The king grew reckless, and ordered an egg for his tea.

You have only to read your poets, and you will see that these sudden desperate acts foreshadow impending doom.

At the moment that Bibbs was wiping a small spot of egg from his beard, his ministers were holding a cabinet council to determine what should be their next move to keep up their popularity.

There was nothing to cut down but the places of themselves and their friends and relations. That was out of the question. The labourer is worthy of his hire, and they had laboured hard to get into their present position.

How would it be if they determined that the king should no longer receive any help from the State, but earn his own living? A little hard work would be good for the king's constitution.

The idea was a popular one.
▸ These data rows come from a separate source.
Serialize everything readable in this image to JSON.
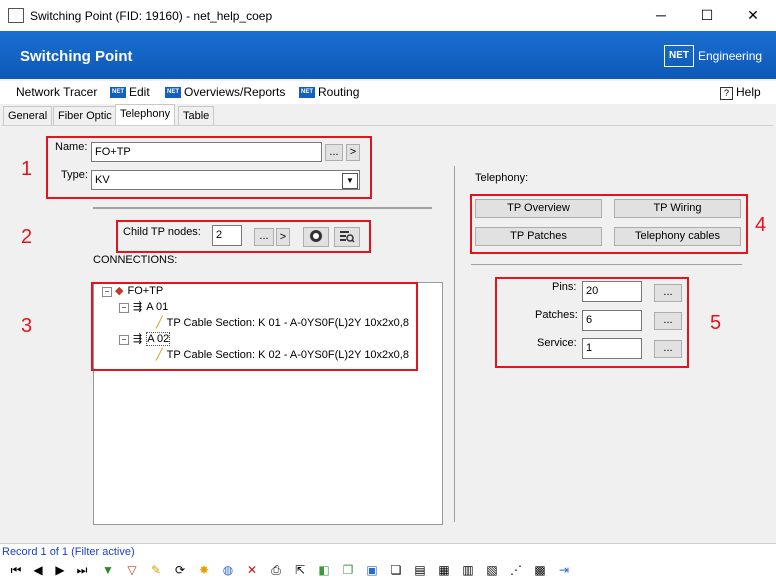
{
  "window": {
    "title": "Switching Point (FID: 19160) - net_help_coep",
    "minimize": "─",
    "maximize": "☐",
    "close": "✕"
  },
  "header": {
    "title": "Switching Point",
    "logo_text": "NET",
    "brand": "Engineering"
  },
  "menu": {
    "items": [
      "Network Tracer",
      "Edit",
      "Overviews/Reports",
      "Routing"
    ],
    "help": "Help",
    "help_icon": "?"
  },
  "tabs": [
    "General",
    "Fiber Optic",
    "Telephony",
    "Table"
  ],
  "form": {
    "name_label": "Name:",
    "name_value": "FO+TP",
    "type_label": "Type:",
    "type_value": "KV",
    "child_label": "Child TP nodes:",
    "child_value": "2",
    "connections_label": "CONNECTIONS:",
    "browse": "...",
    "go": ">"
  },
  "tree": {
    "root": "FO+TP",
    "nodes": [
      {
        "label": "A 01",
        "child": "TP Cable Section: K 01 - A-0YS0F(L)2Y 10x2x0,8"
      },
      {
        "label": "A 02",
        "child": "TP Cable Section: K 02 - A-0YS0F(L)2Y 10x2x0,8"
      }
    ]
  },
  "telephony": {
    "label": "Telephony:",
    "buttons": [
      "TP Overview",
      "TP Wiring",
      "TP Patches",
      "Telephony cables"
    ],
    "pins_label": "Pins:",
    "pins_value": "20",
    "patches_label": "Patches:",
    "patches_value": "6",
    "service_label": "Service:",
    "service_value": "1"
  },
  "annotations": [
    "1",
    "2",
    "3",
    "4",
    "5"
  ],
  "status": {
    "record": "Record 1 of 1 (Filter active)"
  },
  "colors": {
    "header": "#1466c8",
    "annotation": "#e3141b",
    "link": "#1a3fd0"
  }
}
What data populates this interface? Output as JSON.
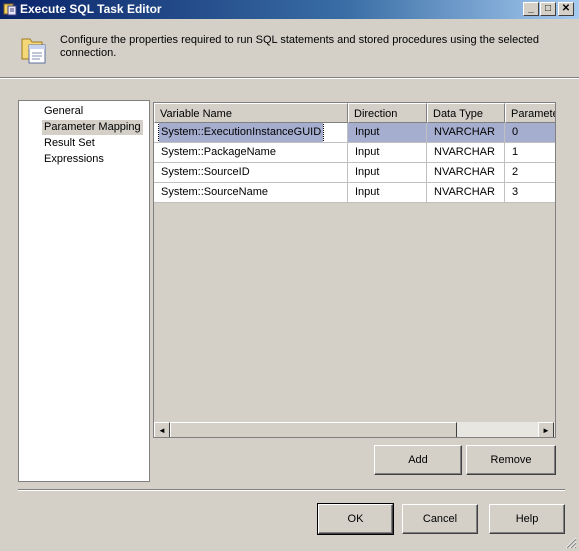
{
  "window": {
    "title": "Execute SQL Task Editor",
    "controls": {
      "minimize": "_",
      "maximize": "□",
      "close": "✕"
    }
  },
  "header": {
    "description": "Configure the properties required to run SQL statements and stored procedures using the selected connection."
  },
  "nav": {
    "items": [
      {
        "label": "General"
      },
      {
        "label": "Parameter Mapping"
      },
      {
        "label": "Result Set"
      },
      {
        "label": "Expressions"
      }
    ],
    "selected_index": 1
  },
  "grid": {
    "columns": [
      "Variable Name",
      "Direction",
      "Data Type",
      "Paramete"
    ],
    "rows": [
      {
        "variable": "System::ExecutionInstanceGUID",
        "direction": "Input",
        "data_type": "NVARCHAR",
        "parameter": "0"
      },
      {
        "variable": "System::PackageName",
        "direction": "Input",
        "data_type": "NVARCHAR",
        "parameter": "1"
      },
      {
        "variable": "System::SourceID",
        "direction": "Input",
        "data_type": "NVARCHAR",
        "parameter": "2"
      },
      {
        "variable": "System::SourceName",
        "direction": "Input",
        "data_type": "NVARCHAR",
        "parameter": "3"
      }
    ],
    "selected_row": 0
  },
  "actions": {
    "add": "Add",
    "remove": "Remove"
  },
  "footer": {
    "ok": "OK",
    "cancel": "Cancel",
    "help": "Help"
  },
  "icons": {
    "title": "ssis-task-icon",
    "header": "folder-document-icon",
    "scroll_left": "◄",
    "scroll_right": "►"
  }
}
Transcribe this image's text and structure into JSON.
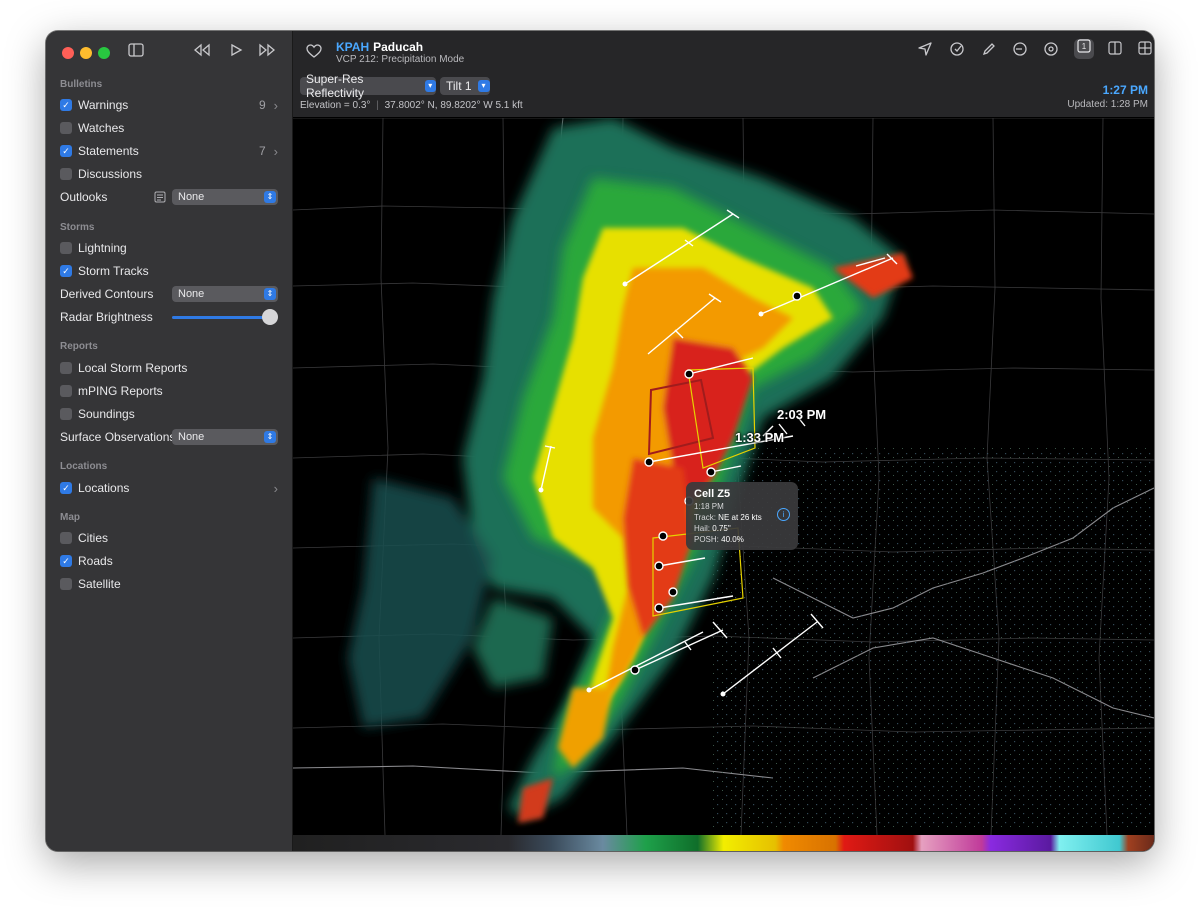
{
  "sidebar": {
    "sections": {
      "bulletins": "Bulletins",
      "storms": "Storms",
      "reports": "Reports",
      "locations": "Locations",
      "map": "Map"
    },
    "warnings": {
      "label": "Warnings",
      "checked": true,
      "count": "9"
    },
    "watches": {
      "label": "Watches",
      "checked": false
    },
    "statements": {
      "label": "Statements",
      "checked": true,
      "count": "7"
    },
    "discussions": {
      "label": "Discussions",
      "checked": false
    },
    "outlooks": {
      "label": "Outlooks",
      "value": "None"
    },
    "lightning": {
      "label": "Lightning",
      "checked": false
    },
    "storm_tracks": {
      "label": "Storm Tracks",
      "checked": true
    },
    "derived_contours": {
      "label": "Derived Contours",
      "value": "None"
    },
    "radar_brightness": {
      "label": "Radar Brightness",
      "level": 1.0
    },
    "local_storm_reports": {
      "label": "Local Storm Reports",
      "checked": false
    },
    "mping_reports": {
      "label": "mPING Reports",
      "checked": false
    },
    "soundings": {
      "label": "Soundings",
      "checked": false
    },
    "surface_observations": {
      "label": "Surface Observations",
      "value": "None"
    },
    "locations_item": {
      "label": "Locations",
      "checked": true
    },
    "cities": {
      "label": "Cities",
      "checked": false
    },
    "roads": {
      "label": "Roads",
      "checked": true
    },
    "satellite": {
      "label": "Satellite",
      "checked": false
    }
  },
  "header": {
    "station_code": "KPAH",
    "station_name": "Paducah",
    "mode": "VCP 212: Precipitation Mode"
  },
  "controls": {
    "product": "Super-Res Reflectivity",
    "tilt": "Tilt 1",
    "elevation": "Elevation = 0.3°",
    "coordinates": "37.8002° N, 89.8202° W 5.1 kft",
    "time": "1:27 PM",
    "updated": "Updated: 1:28 PM"
  },
  "map": {
    "track_labels": [
      "2:03 PM",
      "1:33 PM"
    ],
    "cell_popup": {
      "title": "Cell Z5",
      "time": "1:18 PM",
      "track_label": "Track:",
      "track_value": "NE at 26 kts",
      "hail_label": "Hail:",
      "hail_value": "0.75\"",
      "posh_label": "POSH:",
      "posh_value": "40.0%"
    }
  },
  "icons": {
    "sidebar_toggle": "sidebar-icon",
    "rewind": "rewind-icon",
    "play": "play-icon",
    "fast_forward": "fast-forward-icon",
    "favorite": "heart-icon"
  },
  "colors": {
    "accent": "#2f7ae5",
    "link": "#4aa8ff",
    "warning_polygon": "#a01c1c",
    "statement_polygon": "#e6d200"
  }
}
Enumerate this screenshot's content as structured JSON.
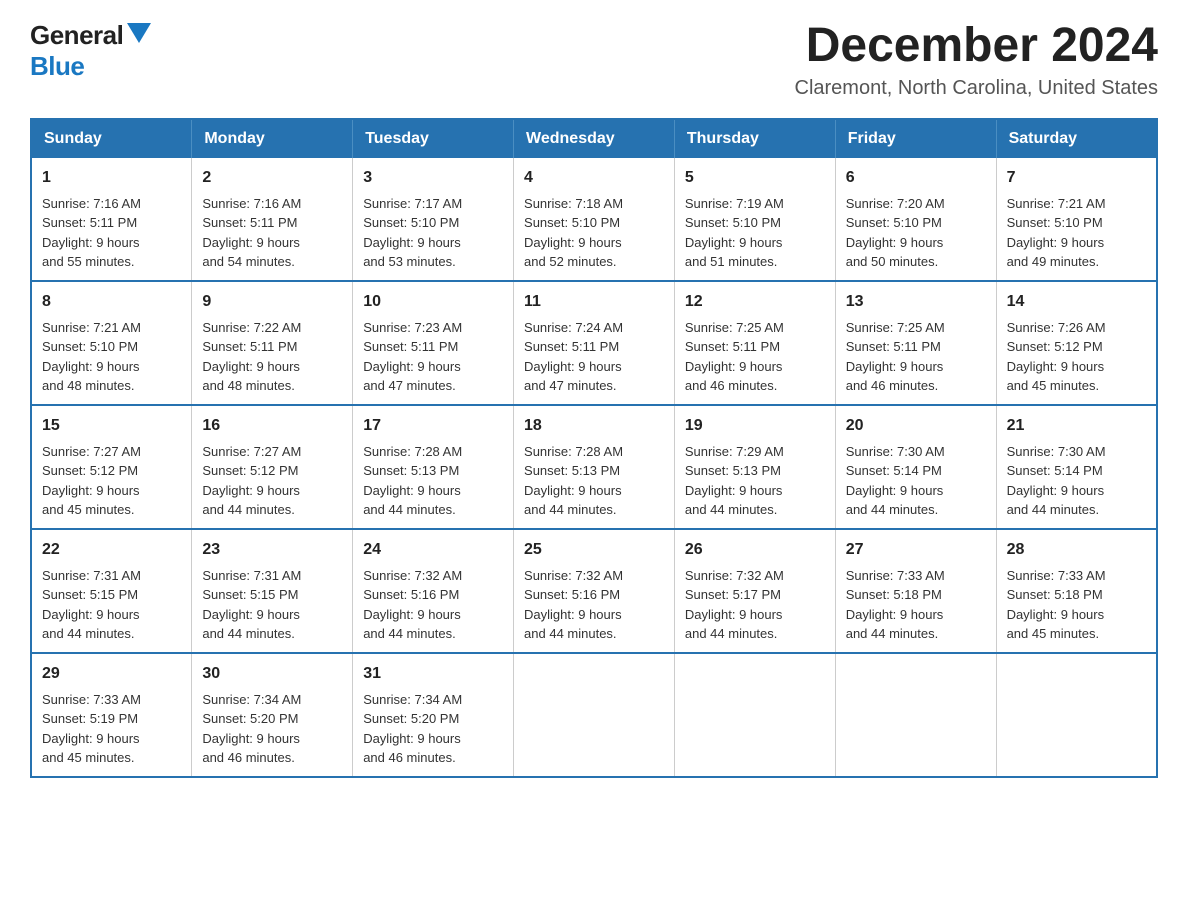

It was carried out. But poor King Bibbs was too old to work, so it occurred to one of the ministers, who knew a City gentleman who had an ugly daughter that he wanted to marry to a person of rank, that by his influence the poor king might be got into an almshouse.

After some difficulty it was done, and his most gracious Majesty found himself in possession of two small rooms and ten shillings a week.

Any reasonable old monarch, you would think, might have been very comfortable under these circumstances, but wherever he turned he met unfriendly glances. People said almshouses were meant for industrious but unfortunate tradesmen and their wives, and not for bloated old emperors and kings. Here was a monarch not only grinding them down with taxation, but actually taking from them the just reward of virtuous old age.